ME: 34:38, fastest female swim of the day
KAREL: 40:26, 33rd male
I didn't have a lot to do in transition because I swam with the gel in my back pocket of my Trimarni kit so my transition was really smooth, quick and easy so all I had to do was put on my socks and shoes and helmet and go. I wore my Align sport bra by Oakley Women which fits really well over my heart rate strap (no tightness Ladies).
I exited transition and had a few people yell at me that I was the first female. This made me smile and my competitive side started to itch and I couldn't wait to see what my trained cycling legs could do.
The first 2 miles of the bike include some steady rollers - they aren't kind to the body and Karel and I knew you can't gain anything in 5 minutes from transition. We both took it really easy until the first right hand turn and boy, did it pay off. Legs felt fresh and although the course was not easy and it was hot and windy, I was feeling so amazing.
It was around 40-45 minutes into the race that Karel wizzed by me. He told me "great job!" and later told me that he saw me and couldn't believe how strong I was riding. As mentioned before, this race is challenging and fair. You are alone, maybe with 2-3 other people in sight, playing cat and mouse but other than that, it is you against the elements.

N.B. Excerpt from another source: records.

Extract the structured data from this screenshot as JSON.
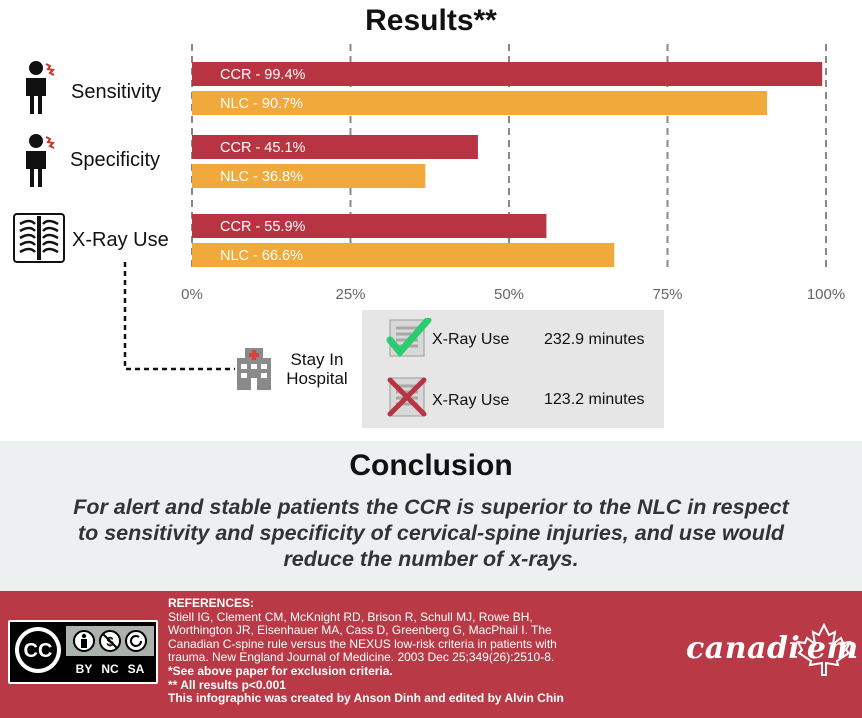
{
  "results": {
    "title": "Results**"
  },
  "chart_data": {
    "type": "bar",
    "categories": [
      "Sensitivity",
      "Specificity",
      "X-Ray Use"
    ],
    "series": [
      {
        "name": "CCR",
        "values": [
          99.4,
          45.1,
          55.9
        ],
        "labels": [
          "CCR - 99.4%",
          "CCR - 45.1%",
          "CCR - 55.9%"
        ]
      },
      {
        "name": "NLC",
        "values": [
          90.7,
          36.8,
          66.6
        ],
        "labels": [
          "NLC - 90.7%",
          "NLC - 36.8%",
          "NLC - 66.6%"
        ]
      }
    ],
    "x_ticks": [
      "0%",
      "25%",
      "50%",
      "75%",
      "100%"
    ],
    "xlim": [
      0,
      100
    ],
    "orientation": "horizontal",
    "grid": "vertical-dashed",
    "colors": {
      "CCR": "#b93442",
      "NLC": "#f2a93b",
      "grid": "#888888"
    }
  },
  "row_icons": [
    "neck-pain-person-icon",
    "neck-pain-person-icon",
    "chest-xray-icon"
  ],
  "hospital_stay": {
    "label_line1": "Stay In",
    "label_line2": "Hospital",
    "rows": [
      {
        "icon": "xray-checkmark-icon",
        "label": "X-Ray Use",
        "value": "232.9 minutes"
      },
      {
        "icon": "xray-cross-icon",
        "label": "X-Ray Use",
        "value": "123.2 minutes"
      }
    ]
  },
  "conclusion": {
    "title": "Conclusion",
    "line1": "For alert and stable patients the CCR is superior to the NLC in respect",
    "line2": "to sensitivity and specificity of cervical-spine injuries, and use would",
    "line3": "reduce the number of x-rays."
  },
  "footer": {
    "refs_heading": "REFERENCES:",
    "ref1": "Stiell IG, Clement CM, McKnight RD, Brison R, Schull MJ, Rowe BH,",
    "ref2": "Worthington JR, Eisenhauer MA, Cass D, Greenberg G, MacPhail I. The",
    "ref3": "Canadian C-spine rule versus the NEXUS low-risk criteria in patients with",
    "ref4": "trauma. New England Journal of Medicine. 2003 Dec 25;349(26):2510-8.",
    "note1": "*See above paper for exclusion criteria.",
    "note2": "** All results p<0.001",
    "note3": "This infographic was created by Anson Dinh and edited by Alvin Chin",
    "license": {
      "cc": "CC",
      "by": "BY",
      "nc": "NC",
      "sa": "SA"
    },
    "brand": "canadi em"
  }
}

After that first section, I hit my power meter to lap every 20 minutes. This would help me pace myself so that I could focus on my 3second power but also my normalized power. I really felt strong and all that hip work was paying off. Although I have been pushed by Karel for the past few weeks on the bike, I know I couldn't do this pace last year and it isn't just pushing hard in training that has made me stronger. It's a lot of off-the bike work and finally - I was able to have the race I have dreamed off. Even if I wasn't doing the run, I still wanted to bike strong for 56 miles and pace myself for a well executed race.
With Karel out of sight, he was still in mind. I remembered the pointers he told me on Friday about sections on the course and I stuck to my plan. Although I love to climb, I pushed just enough with a steady cadence to stay strong on the descends. There was a lot of wind but I did really well staying fueled every 8-10 minutes with sips of my drink, using cold water from aid stations to cool my body and properly changing my gears as needed, along with getting out of the saddle to stretch my hips.
He said that he had been out there for around 15 minutes so I did a little math and I figured I would be able to catch up at one of the intersections with this clover-like course with three out and backs.
After my 6.5 miles of running, my legs were sprinting to the finish to give Karel the biggest hug. Later did we find out, 2nd place was a duathlete...Karel finished 2nd overall male!!!
Wow! What a great race for Karel. I couldn't believe it.....and neither could Karel.
It was a great day for both of us but I have to say, it was a lot of fun. So much positive energy and support, it really got me even more pumped up for Ironman Lake Placid in 8 weeks.